Speaking of, that has to be one of the least favourite software companions I’ve used in a long time. Unhelpfully, even on a full charge, the Epos H3Pro Hybrid will claim it has more than 80% available, which is technically true but also not as heartening to hear 100% battery, which is more in line with what you get from other active noise-cancelling headphones, like the terribly named but admittedly incredible Sony WH-1000XM4 headphones.
You’d think the Epos Gaming Suite software would offer some guidance on battery life, and it does albeit in a squint-to-see-it kind of way. There aren’t any percentages on offer, and you’re forced to peer at a thin blue battery line against a blue background. My eyes! Admittedly, the 30-hours of battery life rings true for low-latency PC use, but the lack of transparency on actual battery levels had me reaching for the USB-C charging cable just in case.
As for the rest of the Epos Gaming Suite, there’s not a lot going on here. The headphones tab has those aforementioned four presets, plus you can add your own, as well as the option to flick between 2.0 or 7.1 soundscapes. I wish there was a physical button for this as I regularly forgot to switch to 7.1 for gaming and/or back to 2.0 for everyday audio playback.
The microphone tab has more options, but I was still unable to find a setting that made the microphone sound anything beyond the kind of average fare you accept as part and parcel of a gaming headset.
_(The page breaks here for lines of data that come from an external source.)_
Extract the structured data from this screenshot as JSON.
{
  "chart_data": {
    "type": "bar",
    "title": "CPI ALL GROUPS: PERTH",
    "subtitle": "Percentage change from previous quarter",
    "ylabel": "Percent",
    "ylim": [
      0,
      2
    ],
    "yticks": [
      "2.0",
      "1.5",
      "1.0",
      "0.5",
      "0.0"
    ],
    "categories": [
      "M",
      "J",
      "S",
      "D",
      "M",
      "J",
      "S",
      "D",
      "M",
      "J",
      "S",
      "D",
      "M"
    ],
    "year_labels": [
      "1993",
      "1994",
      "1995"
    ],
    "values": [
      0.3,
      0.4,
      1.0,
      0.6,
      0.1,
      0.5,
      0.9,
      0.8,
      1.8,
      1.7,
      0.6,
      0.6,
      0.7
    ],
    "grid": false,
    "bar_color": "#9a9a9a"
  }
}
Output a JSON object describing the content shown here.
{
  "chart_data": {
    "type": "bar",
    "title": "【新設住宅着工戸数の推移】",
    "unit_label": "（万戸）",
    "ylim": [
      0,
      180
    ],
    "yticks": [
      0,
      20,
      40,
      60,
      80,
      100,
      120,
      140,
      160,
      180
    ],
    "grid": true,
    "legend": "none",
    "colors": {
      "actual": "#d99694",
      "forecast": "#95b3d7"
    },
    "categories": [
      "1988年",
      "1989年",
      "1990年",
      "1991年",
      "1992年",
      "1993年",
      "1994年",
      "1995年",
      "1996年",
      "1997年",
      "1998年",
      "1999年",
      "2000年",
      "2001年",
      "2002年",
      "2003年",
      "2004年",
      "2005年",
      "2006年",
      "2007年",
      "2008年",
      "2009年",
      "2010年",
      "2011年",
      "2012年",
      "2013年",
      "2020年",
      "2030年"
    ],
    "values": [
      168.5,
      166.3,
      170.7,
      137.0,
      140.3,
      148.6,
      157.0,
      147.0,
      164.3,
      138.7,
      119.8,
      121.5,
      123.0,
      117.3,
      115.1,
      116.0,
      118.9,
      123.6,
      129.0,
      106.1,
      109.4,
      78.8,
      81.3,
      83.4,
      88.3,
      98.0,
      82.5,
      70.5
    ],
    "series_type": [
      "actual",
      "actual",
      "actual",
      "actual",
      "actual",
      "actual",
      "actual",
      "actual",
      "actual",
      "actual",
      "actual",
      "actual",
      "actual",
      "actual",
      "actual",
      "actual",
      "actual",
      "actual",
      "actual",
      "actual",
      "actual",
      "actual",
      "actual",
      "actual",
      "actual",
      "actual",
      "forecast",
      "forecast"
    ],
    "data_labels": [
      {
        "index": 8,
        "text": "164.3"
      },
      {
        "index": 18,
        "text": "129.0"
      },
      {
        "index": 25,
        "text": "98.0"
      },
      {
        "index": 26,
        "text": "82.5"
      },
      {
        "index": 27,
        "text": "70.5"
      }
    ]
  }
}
While the Epos H3Pro Hybrid does a good job of passive noise cancelling, it also has active noise cancelling, which is activated via a simple switch on the right earcup. The thing is, I play my music and games loud enough that passive noise cancelling effectively limits outside noises, and the active noise cancelling felt more subtle than profound in my day-to-day tests. While it’s a nice add-on, it doesn’t compete with the kind of noise cancelling you might expect from Bose or Sony.
More editorial, photos, test results etc.
Is the Epos H3Pro Hybrid worth buying?
The Epos H3Pro Hybrid is in a weird place. It isn’t a replacement for a dependable pair of noise-cancelling headphones and that feature feels unnecessary because of good passive noise cancelling. I like the platform versatility, but I also want a gaming headset to offer a decent microphone, big bass and all-day comfort, which are areas where the Epos H3Pro Hybrid is lacking. Ultimately, it’s not a terrible gaming headset, but spend half the price again for a truly incredible wireless headset (SteelSeries Arctis Pro Wireless) or just spend less than half the price for an admirable wireless headset that does most of what the Epos H3Pro Hybrid does anyway (Xbox Wireless Headset).
How we review gaming headsets
We factor in price and connectivity when reviewing a gaming headset, then put it through the motions of testing during hours and hours of gaming and everyday use. This also lets us determine the battery life and extended comfort of a gaming headset, as well as garner feedback on how the microphone sounds over Discord when playing with others.
Everyday testing includes video calls and music playback, and we favour headsets that are more than single-function devices. In fact, the headsets that tend to score the highest are those that marry big sound (including oomph-tastic bass) with all-day comfort. Wired and wireless gaming headsets are generally more closely compared in their respective connectivity categories, except where there’s crossover for things like comfort and sound performance.
Then we take a look at the nice-to-haves. Companion software isn’t necessarily a dealbreaker if it’s average, but it can help elevate the usefulness of a headset. We also appreciate easy-to-reach physical controls for the main functions on a headset.